Réactions internationales
La présidente Salomé Zourabichvili a déclaré dans un discours télévisé que le mouvement de résistance avait commencé. «Nous resterons unis jusqu’à ce que la Géorgie atteigne ses objectifs: revenir sur la voie européenne et obtenir de nouvelles élections», a-t-elle ajouté. La France a de son côté appelé vendredi au «respect du droit de manifester pacifiquement» et souligné «soutenir les aspirations européennes» de la Géorgie, «qui ne doivent pas être trahies». Des manifestations avaient également lieu dans plusieurs villes de Géorgie vendredi, selon la chaîne de télévision Mtavari.
Accusations de dérive autoritaire
Le Rêve géorgien et le gouvernement qui en est issu sont accusés par leurs détracteurs de détourner cette ex-république soviétique de son ambition d’intégrer l’Union européenne et, au contraire, de vouloir rapprocher Tbilissi de Moscou. La Géorgie a obtenu officiellement le statut de candidat à l’adhésion en décembre 2023, mais Bruxelles a depuis gelé le processus, accusant le gouvernement d’opérer un grave recul démocratique. Si les autorités assurent toujours avoir l’intention de rejoindre l’UE en 2030, elles ont annoncé jeudi soir repousser la question jusqu’à la fin de l’année 2028.
Répression brutale des manifestations
Jeudi soir et vendredi matin, la police anti-émeute avait tiré des balles en caoutchouc et fait usage de gaz lacrymogène et de canons à eau, frappant des manifestants et des journalistes devant le Parlement, a constaté un journaliste de l’AFP. En face, les manifestants avaient érigé des barricades qu’ils ont enflammées.
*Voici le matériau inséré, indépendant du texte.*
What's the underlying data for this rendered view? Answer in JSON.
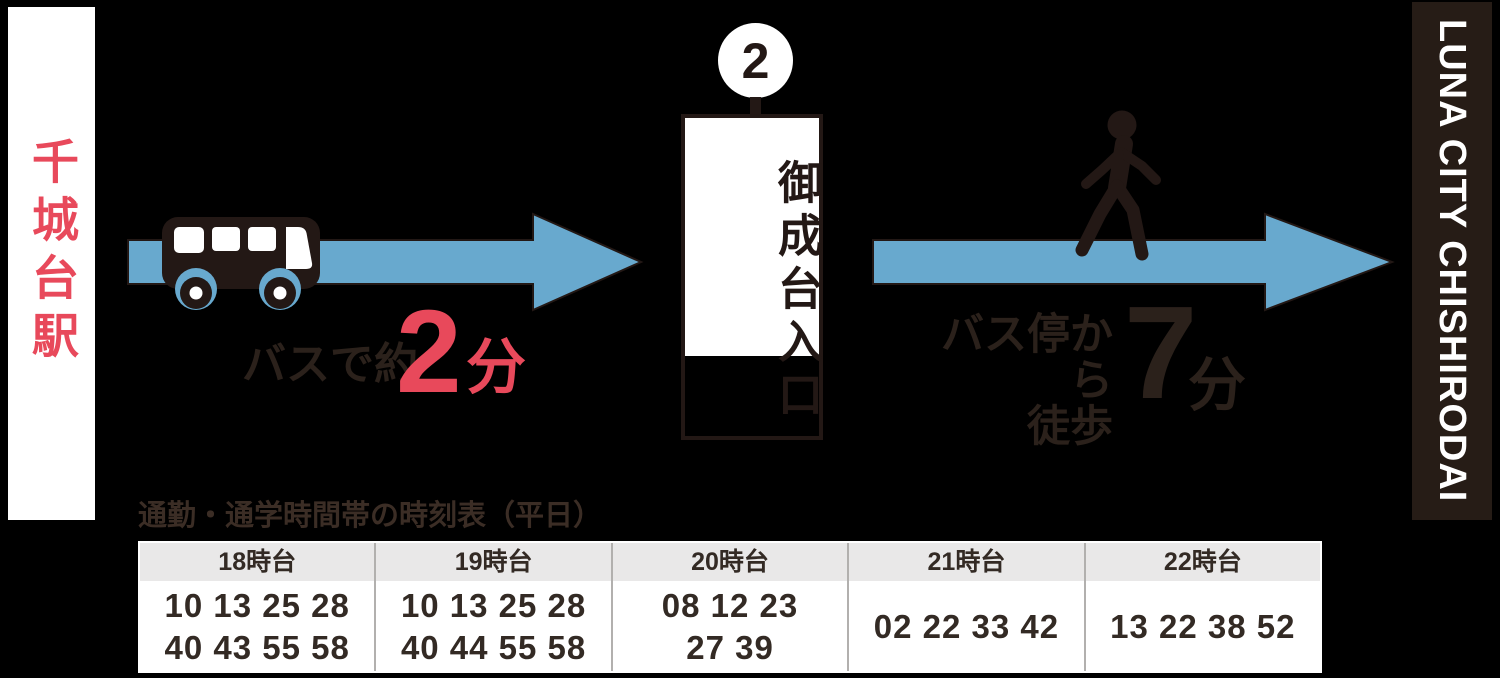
{
  "route": {
    "origin": "千城台駅",
    "leg1": {
      "prefix": "バスで約",
      "value": "2",
      "unit": "分"
    },
    "stop": {
      "badge": "2",
      "name": "御成台入口"
    },
    "leg2": {
      "line1": "バス停から",
      "line2": "徒歩",
      "value": "7",
      "unit": "分"
    },
    "destination": "LUNA CITY CHISHIRODAI"
  },
  "timetable": {
    "title": "通勤・通学時間帯の時刻表（平日）",
    "columns": [
      {
        "header": "18時台",
        "line1": "10 13 25 28",
        "line2": "40 43 55 58"
      },
      {
        "header": "19時台",
        "line1": "10 13 25 28",
        "line2": "40 44 55 58"
      },
      {
        "header": "20時台",
        "line1": "08 12 23",
        "line2": "27 39"
      },
      {
        "header": "21時台",
        "line1": "02 22 33 42",
        "line2": ""
      },
      {
        "header": "22時台",
        "line1": "13 22 38 52",
        "line2": ""
      }
    ]
  },
  "colors": {
    "background": "#000000",
    "arrow_blue": "#68a9ce",
    "accent_red": "#e8495b",
    "ink_dark": "#231815",
    "banner_dark": "#261c16",
    "table_header_bg": "#e9e8e8"
  }
}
Selon le Ministère de l’intérieur, «43 personnes ont été arrêtées» dans la nuit de jeudi à vendredi. Selon lui, 32 policiers ont été blessés «à la suite des actions illégales et violentes des manifestants». L’opposition boycotte le nouveau Parlement et les manifestations se succèdent, jusqu’à présent sans faire plier le pouvoir.
Condemnations internationales
Le Conseil de l’Europe a condamné la «répression brutale des manifestations» à Tbilissi, s’alarmant aussi de la décision du gouvernement géorgien de suspendre ses négociations avec l’UE. Amnesty International a dénoncé une volonté de «supprimer toute dissidence par le recours illégal à la force policière». L’Ukraine, qui avait elle-même connu en 2014 une révolution pro-européenne après que les autorités de l’époque avaient tenté sous la pression de Moscou de suspendre le rapprochement avec l’UE, a dénoncé un «recours à la force» et une «limitation des processus démocratiques» opérés selon elle «pour plaire à Moscou».
Le Parlement européen a adopté une résolution rejetant les résultats des législatives en Géorgie, dénonçant des «irrégularités significatives». Le texte exige qu’un nouveau scrutin soit organisé dans un délai d’un an sous supervision internationale et que des sanctions soient prises à l’encontre de hauts responsables géorgiens, dont Irakli Kobakhidzé. En réponse, ce dernier, en fonction depuis février et confirmé jeudi par les députés, a accusé le Parlement européen de «chantage».